Stella Mbubaegbu, who is also chief executive of Highbury College in Portsmouth, has expressed her dismay about the government’s decision to slash funding for non-apprenticeship adult courses by a quarter.

The announcement has been met with strong opposition following the previous 11 per cent cut last year.

Ms Mbubaegbu outlined the potential pitfalls that the cut would create and the serious consequences on adult learning in the city.

She said: ‘We are very concerned that this 24 per cent cut will have a serious impact on the chances offered to the people of Portsmouth, many of whom further education has given the opportunity to enhance their career prospects.’

Highbury College has 3,000 adult learners across its books and believes that the spending cut will affect tens of thousands of people in the wider Portsmouth area.

The Association of Colleges also issued a statement expressing its fears.

Martin Doel, its chief executive, said: ‘This situation is now urgent.

‘This could be the end of this essential education in every city, town and community in England and the consequences will be felt by individuals and the economy for years to come.’
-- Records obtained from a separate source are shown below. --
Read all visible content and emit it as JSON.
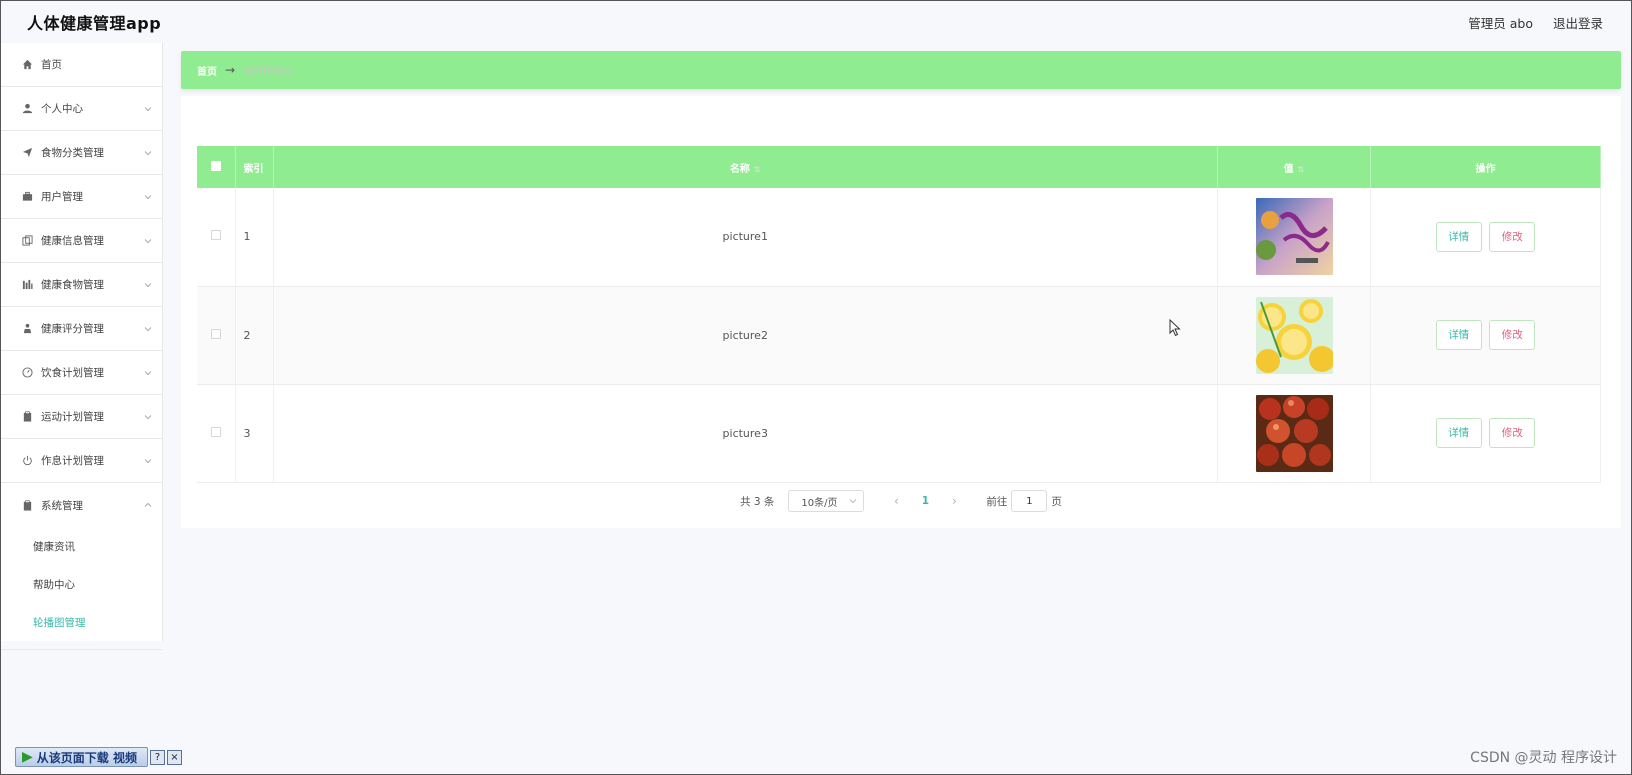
{
  "header": {
    "app_title": "人体健康管理app",
    "admin_label": "管理员 abo",
    "logout_label": "退出登录"
  },
  "sidebar": {
    "items": [
      {
        "label": "首页",
        "icon": "home-icon",
        "has_chevron": false
      },
      {
        "label": "个人中心",
        "icon": "user-icon",
        "has_chevron": true
      },
      {
        "label": "食物分类管理",
        "icon": "send-icon",
        "has_chevron": true
      },
      {
        "label": "用户管理",
        "icon": "briefcase-icon",
        "has_chevron": true
      },
      {
        "label": "健康信息管理",
        "icon": "copy-icon",
        "has_chevron": true
      },
      {
        "label": "健康食物管理",
        "icon": "bar-chart-icon",
        "has_chevron": true
      },
      {
        "label": "健康评分管理",
        "icon": "person-icon",
        "has_chevron": true
      },
      {
        "label": "饮食计划管理",
        "icon": "dashboard-icon",
        "has_chevron": true
      },
      {
        "label": "运动计划管理",
        "icon": "clipboard-icon",
        "has_chevron": true
      },
      {
        "label": "作息计划管理",
        "icon": "power-icon",
        "has_chevron": true
      },
      {
        "label": "系统管理",
        "icon": "clipboard-icon",
        "has_chevron": true
      }
    ],
    "sub_items": [
      "健康资讯",
      "帮助中心",
      "轮播图管理"
    ]
  },
  "breadcrumb": {
    "home": "首页",
    "arrow": "→",
    "current": "轮播图管理"
  },
  "table": {
    "headers": {
      "index": "索引",
      "name": "名称",
      "value": "值",
      "actions": "操作"
    },
    "rows": [
      {
        "index": "1",
        "name": "picture1",
        "image": "poster-image"
      },
      {
        "index": "2",
        "name": "picture2",
        "image": "lemon-image"
      },
      {
        "index": "3",
        "name": "picture3",
        "image": "fruit-image"
      }
    ],
    "detail_label": "详情",
    "edit_label": "修改"
  },
  "pager": {
    "total": "共 3 条",
    "page_size": "10条/页",
    "current_page": "1",
    "goto_label": "前往",
    "goto_value": "1",
    "page_unit": "页"
  },
  "download_bar": {
    "label": "从该页面下载 视频",
    "help": "?",
    "close": "×"
  },
  "watermark": "CSDN @灵动 程序设计",
  "colors": {
    "accent_green": "#90ec90",
    "detail_text": "#3cb8a8",
    "edit_text": "#e0607e"
  }
}
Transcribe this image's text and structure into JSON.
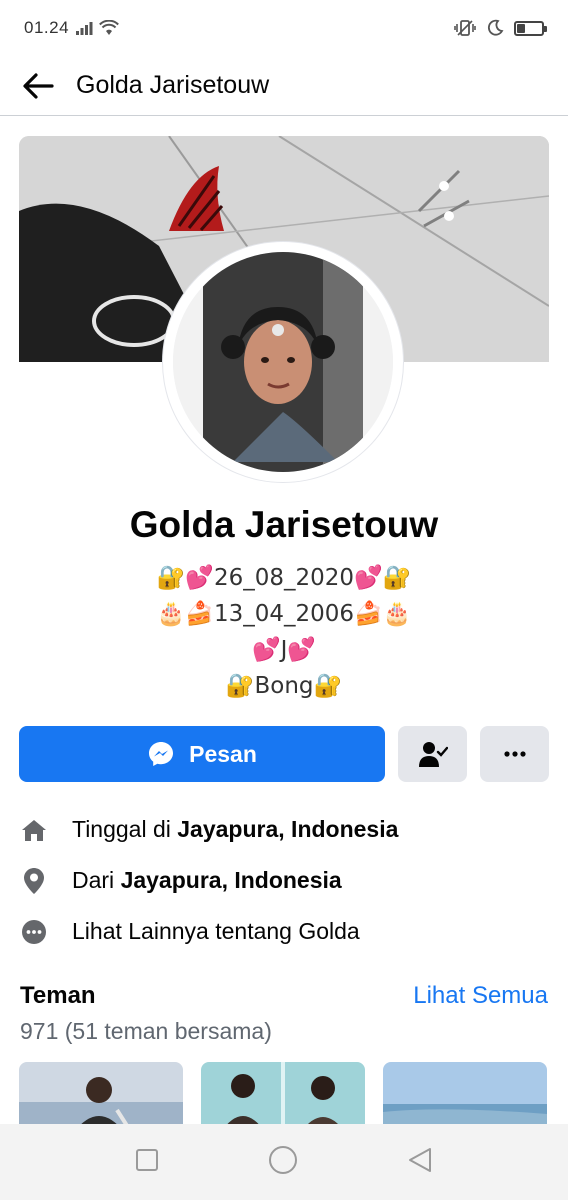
{
  "status_bar": {
    "time": "01.24",
    "signal_icon": "signal-icon",
    "wifi_icon": "wifi-icon",
    "vibrate_icon": "vibrate-icon",
    "moon_icon": "moon-icon",
    "battery_icon": "battery-icon",
    "battery_level": 0.35
  },
  "header": {
    "back_icon": "arrow-left-icon",
    "title": "Golda Jarisetouw"
  },
  "profile": {
    "name": "Golda Jarisetouw",
    "bio_lines": [
      "🔐💕26_08_2020💕🔐",
      "🎂🍰13_04_2006🍰🎂",
      "💕J💕",
      "🔐Bong🔐"
    ]
  },
  "actions": {
    "message_label": "Pesan",
    "message_icon": "messenger-icon",
    "friends_icon": "friend-check-icon",
    "more_icon": "more-icon"
  },
  "info": {
    "items": [
      {
        "icon": "home-icon",
        "prefix": "Tinggal di ",
        "bold": "Jayapura, Indonesia"
      },
      {
        "icon": "location-pin-icon",
        "prefix": "Dari ",
        "bold": "Jayapura, Indonesia"
      },
      {
        "icon": "more-circle-icon",
        "prefix": "Lihat Lainnya tentang Golda",
        "bold": ""
      }
    ]
  },
  "friends": {
    "title": "Teman",
    "see_all": "Lihat Semua",
    "count": "971 (51 teman bersama)"
  },
  "nav": {
    "recents_icon": "square-icon",
    "home_icon": "circle-icon",
    "back_icon": "triangle-back-icon"
  },
  "colors": {
    "accent": "#1877f2",
    "secondary_button": "#e4e6eb",
    "text": "#050505",
    "muted": "#606770"
  }
}
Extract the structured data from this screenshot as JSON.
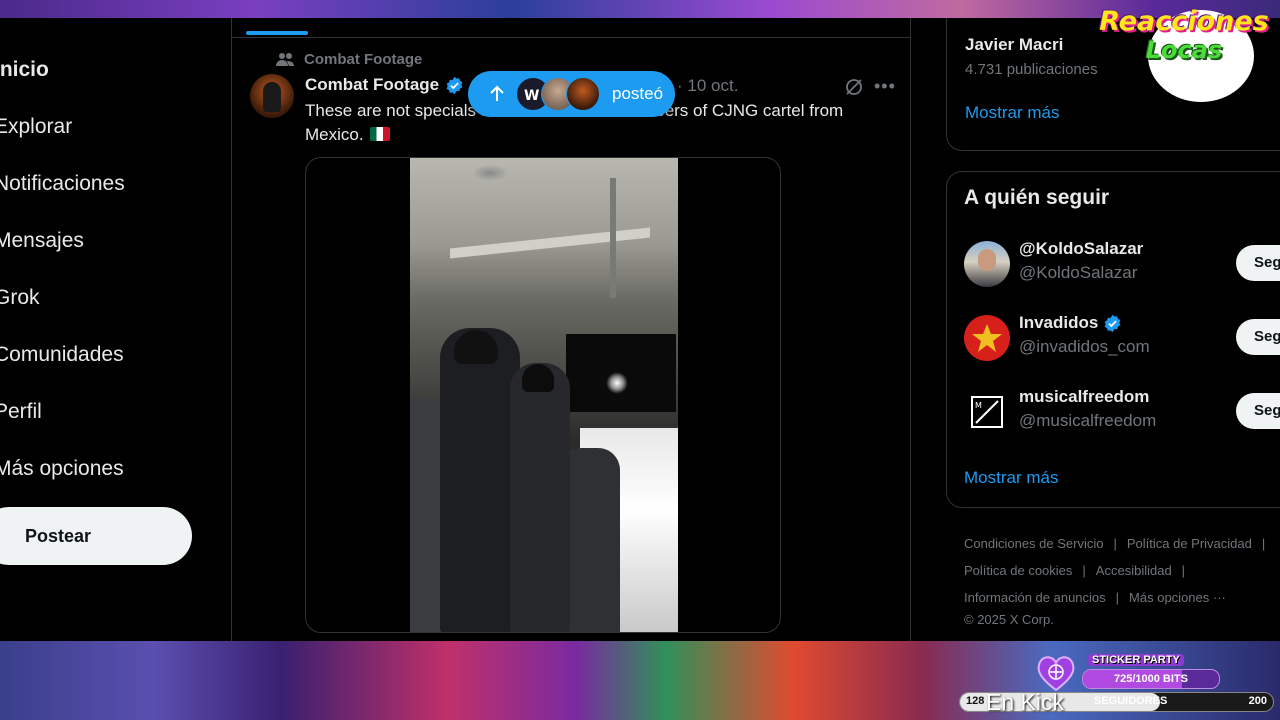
{
  "nav": {
    "items": [
      {
        "label": "Inicio",
        "bold": true
      },
      {
        "label": "Explorar"
      },
      {
        "label": "Notificaciones"
      },
      {
        "label": "Mensajes"
      },
      {
        "label": "Grok"
      },
      {
        "label": "Comunidades"
      },
      {
        "label": "Perfil"
      },
      {
        "label": "Más opciones"
      }
    ],
    "post_button": "Postear"
  },
  "tweet": {
    "repost_context": "Combat Footage",
    "author": "Combat Footage",
    "date": "· 10 oct.",
    "text": "These are not specials forces. These are members of CJNG cartel from Mexico.",
    "repost_pill_label": "posteó"
  },
  "right": {
    "trend_card": {
      "name": "Javier Macri",
      "count": "4.731 publicaciones",
      "show_more": "Mostrar más"
    },
    "who_to_follow": {
      "title": "A quién seguir",
      "users": [
        {
          "name": "@KoldoSalazar",
          "handle": "@KoldoSalazar",
          "verified": false,
          "button": "Seg"
        },
        {
          "name": "Invadidos",
          "handle": "@invadidos_com",
          "verified": true,
          "button": "Seg"
        },
        {
          "name": "musicalfreedom",
          "handle": "@musicalfreedom",
          "verified": false,
          "button": "Seg"
        }
      ],
      "show_more": "Mostrar más"
    },
    "footer": {
      "links": [
        "Condiciones de Servicio",
        "Política de Privacidad",
        "Política de cookies",
        "Accesibilidad",
        "Información de anuncios",
        "Más opciones ···"
      ],
      "copyright": "© 2025 X Corp."
    }
  },
  "overlay": {
    "logo_line1": "Reacciones",
    "logo_line2": "Locas",
    "sticker_title": "STICKER PARTY",
    "sticker_bits": "725/1000 BITS",
    "sticker_progress": 0.725,
    "followers_current": "128",
    "followers_label": "SEGUIDORES",
    "followers_goal": "200",
    "followers_progress": 0.64,
    "kick_text": "En Kick"
  },
  "colors": {
    "accent": "#1d9bf0",
    "text_primary": "#e7e9ea",
    "text_secondary": "#71767b",
    "border": "#2f3336"
  }
}
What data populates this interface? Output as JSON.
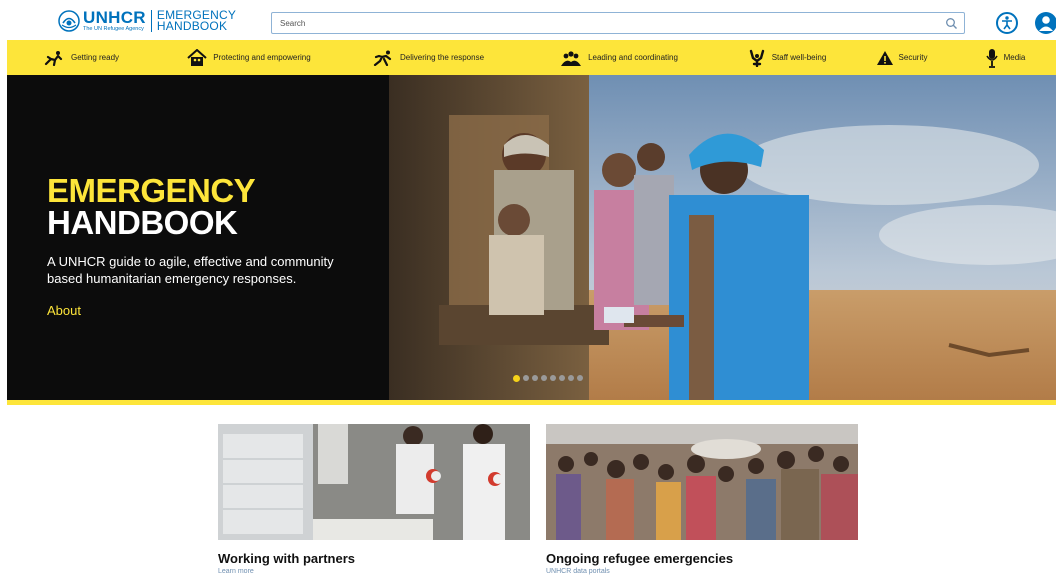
{
  "header": {
    "logo_unhcr": "UNHCR",
    "logo_agency": "The UN Refugee Agency",
    "logo_title_line1": "EMERGENCY",
    "logo_title_line2": "HANDBOOK",
    "search_placeholder": "Search",
    "accessibility_icon": "accessibility-icon",
    "user_icon": "user-account-icon",
    "brand_blue": "#0072bc"
  },
  "nav": {
    "accent": "#fde53a",
    "items": [
      {
        "label": "Getting ready",
        "icon": "runner-start-icon"
      },
      {
        "label": "Protecting and empowering",
        "icon": "family-shelter-icon"
      },
      {
        "label": "Delivering the response",
        "icon": "running-person-icon"
      },
      {
        "label": "Leading and coordinating",
        "icon": "group-people-icon"
      },
      {
        "label": "Staff well-being",
        "icon": "raised-hands-icon"
      },
      {
        "label": "Security",
        "icon": "warning-triangle-icon"
      },
      {
        "label": "Media",
        "icon": "microphone-icon"
      }
    ]
  },
  "hero": {
    "title_line1": "EMERGENCY",
    "title_line2": "HANDBOOK",
    "description": "A UNHCR guide to agile, effective and community based humanitarian emergency responses.",
    "about_link": "About",
    "slide_count": 8,
    "active_slide": 1
  },
  "cards": [
    {
      "title": "Working with partners",
      "subtitle": "Learn more"
    },
    {
      "title": "Ongoing refugee emergencies",
      "subtitle": "UNHCR data portals"
    }
  ]
}
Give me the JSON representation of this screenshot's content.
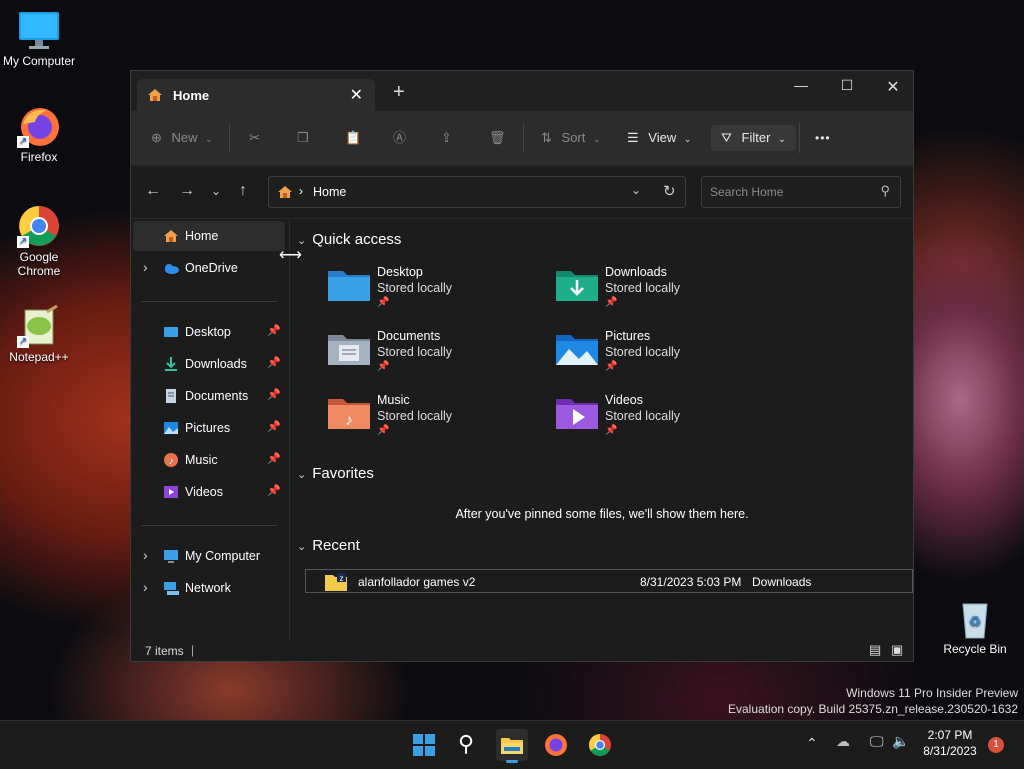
{
  "desktop": {
    "icons": [
      {
        "label": "My Computer"
      },
      {
        "label": "Firefox"
      },
      {
        "label": "Google Chrome"
      },
      {
        "label": "Notepad++"
      },
      {
        "label": "Recycle Bin"
      }
    ],
    "watermark": {
      "line1": "Windows 11 Pro Insider Preview",
      "line2": "Evaluation copy. Build 25375.zn_release.230520-1632"
    }
  },
  "window": {
    "tab_title": "Home",
    "toolbar": {
      "new_label": "New",
      "sort_label": "Sort",
      "view_label": "View",
      "filter_label": "Filter",
      "more_label": "•••"
    },
    "address": {
      "path": "Home"
    },
    "search": {
      "placeholder": "Search Home"
    },
    "nav_pane": {
      "home": "Home",
      "onedrive": "OneDrive",
      "pinned": [
        {
          "label": "Desktop"
        },
        {
          "label": "Downloads"
        },
        {
          "label": "Documents"
        },
        {
          "label": "Pictures"
        },
        {
          "label": "Music"
        },
        {
          "label": "Videos"
        }
      ],
      "my_computer": "My Computer",
      "network": "Network"
    },
    "sections": {
      "quick_access": "Quick access",
      "favorites": "Favorites",
      "favorites_empty": "After you've pinned some files, we'll show them here.",
      "recent": "Recent"
    },
    "quick_access_items": [
      {
        "name": "Desktop",
        "status": "Stored locally"
      },
      {
        "name": "Downloads",
        "status": "Stored locally"
      },
      {
        "name": "Documents",
        "status": "Stored locally"
      },
      {
        "name": "Pictures",
        "status": "Stored locally"
      },
      {
        "name": "Music",
        "status": "Stored locally"
      },
      {
        "name": "Videos",
        "status": "Stored locally"
      }
    ],
    "recent_items": [
      {
        "name": "alanfollador games v2",
        "date": "8/31/2023 5:03 PM",
        "location": "Downloads"
      }
    ],
    "status_bar": {
      "count": "7 items"
    }
  },
  "taskbar": {
    "time": "2:07 PM",
    "date": "8/31/2023",
    "notification_count": "1"
  },
  "colors": {
    "folder_yellow": "#f3c94a",
    "accent_blue": "#3aa0e6",
    "window_bg": "#1c1c1c"
  }
}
The AoC expects the cut will affect around 2m people across England. Every college in the country receives its adult learning funds as part of its Adult Skills budget through the Skills Funding Agency.

The SFA in turn receives this money from the government’s Business Innovation and Skills department.

Some £1,327m was spent on adult further education in the country during the 2014-15 academic year.

The new 24 per cent decrease in funds equates to a £318m overall reduction leaving £1,009m in place for the 2015-16 academic year.

Notably, only funds for adult further education within the Adult Skills budget has been cut.

The national concerns are part of a wider fear among further education institutions that a cut on budget will lead to job losses.

The AoC said the average college has made 105 redundancies since 2009/10.